The stories converge when Paris returns to the lake and goes through portals that take him to 1952. There he finds a wounded Anna and gets her help before attempting to get back to his own time, 2003. Instead, he ends up in 2022, Ellie's time, and takes Ellie's boat, which she had tied up before traveling to the past. He is arrested as a suspect in Anna's disappearance. He sees a news report with a photo of Anna and realizes the girl he saved in the past was his own mother. He escapes from the police, but drowns while trying to return to the lake to go back to his time.

Meanwhile, in 2005, Ellie sees a necklace hanging on a car mirror that matches her mother's necklace. It was a necklace that Anna was wearing when she went missing. She breaks into the car to get the necklace and the car's owner arrives and attacks her, trying to get the necklace back. Ellie asks where the necklace came from and the woman, who is Celeste, says it belonged to her missing boyfriend's mother, Anna Lang. Ellie has been looking for Celeste's boyfriend, Paris.

Ellie realizes the woman is Celeste, and the baby Celeste is holding is herself. Ellie goes to an Internet café and looks up Anna Lang. She realizes Anna is her grandmother, and Paris is her missing-assumed-dead father. She goes back to the lake to return home to 2022.
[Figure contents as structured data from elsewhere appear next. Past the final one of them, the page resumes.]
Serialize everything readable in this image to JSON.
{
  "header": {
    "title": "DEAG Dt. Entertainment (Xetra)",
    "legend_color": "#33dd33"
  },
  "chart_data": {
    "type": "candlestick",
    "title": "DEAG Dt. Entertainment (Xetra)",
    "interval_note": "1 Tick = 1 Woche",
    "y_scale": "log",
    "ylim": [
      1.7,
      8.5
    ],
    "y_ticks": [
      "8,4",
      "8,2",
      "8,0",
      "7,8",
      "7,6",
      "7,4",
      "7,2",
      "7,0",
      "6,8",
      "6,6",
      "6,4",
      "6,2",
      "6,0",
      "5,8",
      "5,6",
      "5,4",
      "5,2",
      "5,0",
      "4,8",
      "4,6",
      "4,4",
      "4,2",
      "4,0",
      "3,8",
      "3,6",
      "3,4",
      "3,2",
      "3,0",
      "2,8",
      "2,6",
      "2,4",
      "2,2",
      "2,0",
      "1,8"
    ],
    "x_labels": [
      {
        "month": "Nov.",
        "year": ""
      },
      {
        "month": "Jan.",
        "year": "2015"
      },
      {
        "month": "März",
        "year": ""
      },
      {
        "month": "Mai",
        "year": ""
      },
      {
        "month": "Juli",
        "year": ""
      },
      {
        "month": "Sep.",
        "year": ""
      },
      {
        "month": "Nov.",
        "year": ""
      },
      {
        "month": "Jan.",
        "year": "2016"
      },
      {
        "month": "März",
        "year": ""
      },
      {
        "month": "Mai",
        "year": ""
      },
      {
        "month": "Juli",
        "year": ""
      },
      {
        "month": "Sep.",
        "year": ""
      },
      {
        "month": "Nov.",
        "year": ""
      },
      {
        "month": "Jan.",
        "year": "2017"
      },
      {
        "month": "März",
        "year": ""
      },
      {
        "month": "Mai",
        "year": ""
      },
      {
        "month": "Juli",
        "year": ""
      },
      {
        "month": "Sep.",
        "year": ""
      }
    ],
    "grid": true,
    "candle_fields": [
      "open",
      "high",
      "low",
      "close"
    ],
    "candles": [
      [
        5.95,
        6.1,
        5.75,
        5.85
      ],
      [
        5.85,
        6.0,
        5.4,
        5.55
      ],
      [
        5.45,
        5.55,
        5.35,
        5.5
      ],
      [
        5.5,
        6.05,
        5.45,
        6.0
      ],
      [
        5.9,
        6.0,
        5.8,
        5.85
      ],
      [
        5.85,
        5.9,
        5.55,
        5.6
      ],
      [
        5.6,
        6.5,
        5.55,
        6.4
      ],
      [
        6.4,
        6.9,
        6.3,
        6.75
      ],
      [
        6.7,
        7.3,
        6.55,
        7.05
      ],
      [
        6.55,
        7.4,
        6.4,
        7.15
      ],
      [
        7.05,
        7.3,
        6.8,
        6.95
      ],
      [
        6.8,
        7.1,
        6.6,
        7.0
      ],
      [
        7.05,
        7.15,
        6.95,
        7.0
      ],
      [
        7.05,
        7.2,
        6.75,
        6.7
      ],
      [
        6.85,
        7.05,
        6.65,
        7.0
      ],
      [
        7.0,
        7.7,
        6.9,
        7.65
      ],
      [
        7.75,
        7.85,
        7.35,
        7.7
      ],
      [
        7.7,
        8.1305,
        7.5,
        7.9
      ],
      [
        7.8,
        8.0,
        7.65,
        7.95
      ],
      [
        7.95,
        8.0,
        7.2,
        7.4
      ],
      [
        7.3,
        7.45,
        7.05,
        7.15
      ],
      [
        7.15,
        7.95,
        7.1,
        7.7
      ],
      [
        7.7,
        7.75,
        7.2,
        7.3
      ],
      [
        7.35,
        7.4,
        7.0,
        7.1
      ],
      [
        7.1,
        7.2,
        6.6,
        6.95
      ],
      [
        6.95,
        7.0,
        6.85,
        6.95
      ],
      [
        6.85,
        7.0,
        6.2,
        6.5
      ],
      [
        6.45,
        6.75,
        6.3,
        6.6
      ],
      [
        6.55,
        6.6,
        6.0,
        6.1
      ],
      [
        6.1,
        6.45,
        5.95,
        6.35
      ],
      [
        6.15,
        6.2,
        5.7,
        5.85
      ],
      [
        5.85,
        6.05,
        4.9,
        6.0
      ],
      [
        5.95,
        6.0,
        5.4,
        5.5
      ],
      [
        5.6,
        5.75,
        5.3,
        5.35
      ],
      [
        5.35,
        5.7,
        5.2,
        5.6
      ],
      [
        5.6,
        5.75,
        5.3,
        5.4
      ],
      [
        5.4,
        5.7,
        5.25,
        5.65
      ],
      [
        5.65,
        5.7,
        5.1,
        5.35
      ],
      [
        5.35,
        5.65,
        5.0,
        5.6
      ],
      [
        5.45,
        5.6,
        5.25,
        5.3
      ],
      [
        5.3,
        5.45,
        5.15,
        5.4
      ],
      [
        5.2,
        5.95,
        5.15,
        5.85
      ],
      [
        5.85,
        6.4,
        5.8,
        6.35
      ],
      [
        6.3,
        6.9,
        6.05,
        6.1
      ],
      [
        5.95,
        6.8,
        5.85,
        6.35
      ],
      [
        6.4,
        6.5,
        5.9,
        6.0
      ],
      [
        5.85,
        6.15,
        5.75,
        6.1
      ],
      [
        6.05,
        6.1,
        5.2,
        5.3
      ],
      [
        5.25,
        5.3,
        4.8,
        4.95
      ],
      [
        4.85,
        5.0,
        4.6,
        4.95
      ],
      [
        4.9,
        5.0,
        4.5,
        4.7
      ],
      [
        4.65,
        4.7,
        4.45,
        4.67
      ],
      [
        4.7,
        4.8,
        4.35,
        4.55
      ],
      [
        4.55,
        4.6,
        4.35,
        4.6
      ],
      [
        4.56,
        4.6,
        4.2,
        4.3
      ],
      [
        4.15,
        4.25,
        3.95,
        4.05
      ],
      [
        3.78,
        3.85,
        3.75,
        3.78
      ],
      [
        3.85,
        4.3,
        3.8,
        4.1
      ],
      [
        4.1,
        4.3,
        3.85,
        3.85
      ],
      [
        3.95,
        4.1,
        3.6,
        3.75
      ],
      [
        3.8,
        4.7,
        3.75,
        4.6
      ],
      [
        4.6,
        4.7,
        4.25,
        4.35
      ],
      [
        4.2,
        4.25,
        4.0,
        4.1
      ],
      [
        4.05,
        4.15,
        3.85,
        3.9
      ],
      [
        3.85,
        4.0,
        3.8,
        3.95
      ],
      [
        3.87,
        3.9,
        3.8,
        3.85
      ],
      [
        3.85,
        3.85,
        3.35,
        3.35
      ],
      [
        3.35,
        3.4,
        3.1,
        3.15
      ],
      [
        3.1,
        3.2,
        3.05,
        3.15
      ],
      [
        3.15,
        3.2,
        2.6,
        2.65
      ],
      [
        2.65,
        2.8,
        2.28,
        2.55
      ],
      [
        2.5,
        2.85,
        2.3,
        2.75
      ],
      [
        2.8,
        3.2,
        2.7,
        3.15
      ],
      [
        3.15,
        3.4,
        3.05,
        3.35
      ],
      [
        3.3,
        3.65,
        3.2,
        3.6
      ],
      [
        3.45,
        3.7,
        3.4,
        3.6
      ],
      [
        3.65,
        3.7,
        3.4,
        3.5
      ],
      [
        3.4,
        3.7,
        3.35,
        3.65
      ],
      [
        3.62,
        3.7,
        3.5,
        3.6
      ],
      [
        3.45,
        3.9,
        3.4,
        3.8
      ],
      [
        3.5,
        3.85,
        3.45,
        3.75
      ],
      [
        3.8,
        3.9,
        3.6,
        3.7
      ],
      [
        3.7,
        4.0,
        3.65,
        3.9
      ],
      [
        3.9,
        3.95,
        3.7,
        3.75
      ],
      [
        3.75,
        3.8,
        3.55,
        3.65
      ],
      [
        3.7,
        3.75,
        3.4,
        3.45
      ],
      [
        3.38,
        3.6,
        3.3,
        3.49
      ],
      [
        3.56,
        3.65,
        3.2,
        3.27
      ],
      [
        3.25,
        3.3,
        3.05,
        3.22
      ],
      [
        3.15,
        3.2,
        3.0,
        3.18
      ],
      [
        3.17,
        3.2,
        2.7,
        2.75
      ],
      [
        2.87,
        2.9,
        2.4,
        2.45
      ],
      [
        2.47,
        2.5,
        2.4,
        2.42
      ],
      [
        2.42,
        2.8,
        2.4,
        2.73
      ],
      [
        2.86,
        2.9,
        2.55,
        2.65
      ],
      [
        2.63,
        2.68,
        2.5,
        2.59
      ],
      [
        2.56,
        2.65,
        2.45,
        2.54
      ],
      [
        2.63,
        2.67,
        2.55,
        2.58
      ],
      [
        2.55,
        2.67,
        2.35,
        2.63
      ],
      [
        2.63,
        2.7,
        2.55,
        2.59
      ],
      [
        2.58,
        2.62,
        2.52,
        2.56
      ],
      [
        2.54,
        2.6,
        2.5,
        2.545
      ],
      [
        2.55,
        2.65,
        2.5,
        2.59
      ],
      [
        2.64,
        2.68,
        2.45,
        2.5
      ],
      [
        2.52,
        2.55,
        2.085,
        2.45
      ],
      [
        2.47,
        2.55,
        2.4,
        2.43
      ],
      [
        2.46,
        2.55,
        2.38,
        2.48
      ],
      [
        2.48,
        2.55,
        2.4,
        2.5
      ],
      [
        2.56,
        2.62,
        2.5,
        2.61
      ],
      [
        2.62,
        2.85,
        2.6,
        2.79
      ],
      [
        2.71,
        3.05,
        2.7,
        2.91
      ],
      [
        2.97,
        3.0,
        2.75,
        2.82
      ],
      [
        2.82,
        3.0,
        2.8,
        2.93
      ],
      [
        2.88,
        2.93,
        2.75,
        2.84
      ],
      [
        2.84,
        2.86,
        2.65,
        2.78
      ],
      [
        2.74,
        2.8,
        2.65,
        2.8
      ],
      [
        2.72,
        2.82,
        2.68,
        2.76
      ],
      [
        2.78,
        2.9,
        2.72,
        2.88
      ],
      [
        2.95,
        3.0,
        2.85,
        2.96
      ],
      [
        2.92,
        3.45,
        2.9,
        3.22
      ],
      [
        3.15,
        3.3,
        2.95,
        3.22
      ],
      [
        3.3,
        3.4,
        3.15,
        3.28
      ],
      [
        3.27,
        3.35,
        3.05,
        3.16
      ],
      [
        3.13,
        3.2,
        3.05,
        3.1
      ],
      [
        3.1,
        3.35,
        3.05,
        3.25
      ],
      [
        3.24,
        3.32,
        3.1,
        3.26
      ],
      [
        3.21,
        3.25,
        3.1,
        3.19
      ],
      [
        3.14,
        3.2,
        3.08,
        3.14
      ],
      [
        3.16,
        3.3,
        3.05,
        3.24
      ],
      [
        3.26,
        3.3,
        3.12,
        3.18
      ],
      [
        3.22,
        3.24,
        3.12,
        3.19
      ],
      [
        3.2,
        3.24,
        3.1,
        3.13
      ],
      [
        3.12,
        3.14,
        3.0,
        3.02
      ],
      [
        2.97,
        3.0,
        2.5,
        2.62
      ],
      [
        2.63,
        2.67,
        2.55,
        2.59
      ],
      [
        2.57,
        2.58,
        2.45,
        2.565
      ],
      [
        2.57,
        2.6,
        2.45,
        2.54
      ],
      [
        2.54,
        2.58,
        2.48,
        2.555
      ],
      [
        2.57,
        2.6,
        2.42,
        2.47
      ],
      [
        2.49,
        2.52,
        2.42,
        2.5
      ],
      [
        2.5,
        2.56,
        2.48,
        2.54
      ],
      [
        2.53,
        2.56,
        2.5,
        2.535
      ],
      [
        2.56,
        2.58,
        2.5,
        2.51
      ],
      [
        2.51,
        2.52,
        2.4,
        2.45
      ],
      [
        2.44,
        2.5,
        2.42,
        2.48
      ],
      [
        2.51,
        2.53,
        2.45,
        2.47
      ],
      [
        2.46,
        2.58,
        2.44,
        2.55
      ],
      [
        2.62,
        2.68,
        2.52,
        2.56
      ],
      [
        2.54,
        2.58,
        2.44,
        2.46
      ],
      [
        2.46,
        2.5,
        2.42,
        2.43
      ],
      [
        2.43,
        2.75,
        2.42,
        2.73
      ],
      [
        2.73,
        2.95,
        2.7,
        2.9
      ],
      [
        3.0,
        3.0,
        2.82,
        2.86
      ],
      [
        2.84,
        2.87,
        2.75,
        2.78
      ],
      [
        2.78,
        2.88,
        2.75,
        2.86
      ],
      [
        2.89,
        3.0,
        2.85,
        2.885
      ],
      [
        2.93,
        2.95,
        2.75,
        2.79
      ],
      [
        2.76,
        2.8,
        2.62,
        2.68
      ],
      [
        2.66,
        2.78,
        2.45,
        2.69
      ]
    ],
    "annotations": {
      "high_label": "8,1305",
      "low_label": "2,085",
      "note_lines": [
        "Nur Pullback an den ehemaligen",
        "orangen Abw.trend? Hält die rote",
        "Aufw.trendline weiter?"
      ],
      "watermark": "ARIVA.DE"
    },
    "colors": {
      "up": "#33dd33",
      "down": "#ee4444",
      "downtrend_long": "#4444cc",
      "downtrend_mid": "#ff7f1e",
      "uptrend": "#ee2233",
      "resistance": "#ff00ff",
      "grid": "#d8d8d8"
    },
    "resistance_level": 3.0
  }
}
She returns home to find her mother watching a news report about Paris' escape and death after telling Daniel that Anna is safe. There is a photo of Paris and the authorities are asking for help identifying him. Ellie shows Anna's school picture from 1952 and embraces her mom, explaining that neither Anna nor Paris meant to leave them.

== Cast ==
- Dylan O'Brien as Paris
- Eliza Scanlen as Ellie
- Caroline Falk as Anna
- Lauren Ambrose as Celeste
- Eric Lange as Daniel
- Sam Hennings as Ben
- Diana Hopper as Cee

== Production ==
Caddo Lake is a thriller film written and directed by filmmaking duo Celine Held and Logan George. In August 2021, Dylan O'Brien and Eliza Scanlen were in talks to star in the film, then titled Vanishings, and a casting call was released, revealing M. Night Shyamalan would produce under his production company Blinding Edge Pictures. Shyamalan, Held, and George had previously collaborated on the horror television series Servant. By October 2021, O'Brien and Scanlen were set to star in the film, which had been retitled to The Vanishings at Caddo Lake, and Lauren Ambrose, Eric Lange, Sam Hennings, and Diana Hopper had joined the cast, with filming beginning on October 4 in Shreveport, Louisiana. Held and George sought 1998–2004 period-specific vehicles from locals in order to produce an authentic feel to the story's community. Filming wrapped on November 18, 2021. By May 2023, the title was shortened to Caddo Lake.

== Release ==
Caddo Lake released on Max on October 10, 2024.

== Reception ==
 Metacritic, which uses a weighted average, assigned the film a score of 55 out of 100, based on seven critics, indicating "mixed or average" reviews.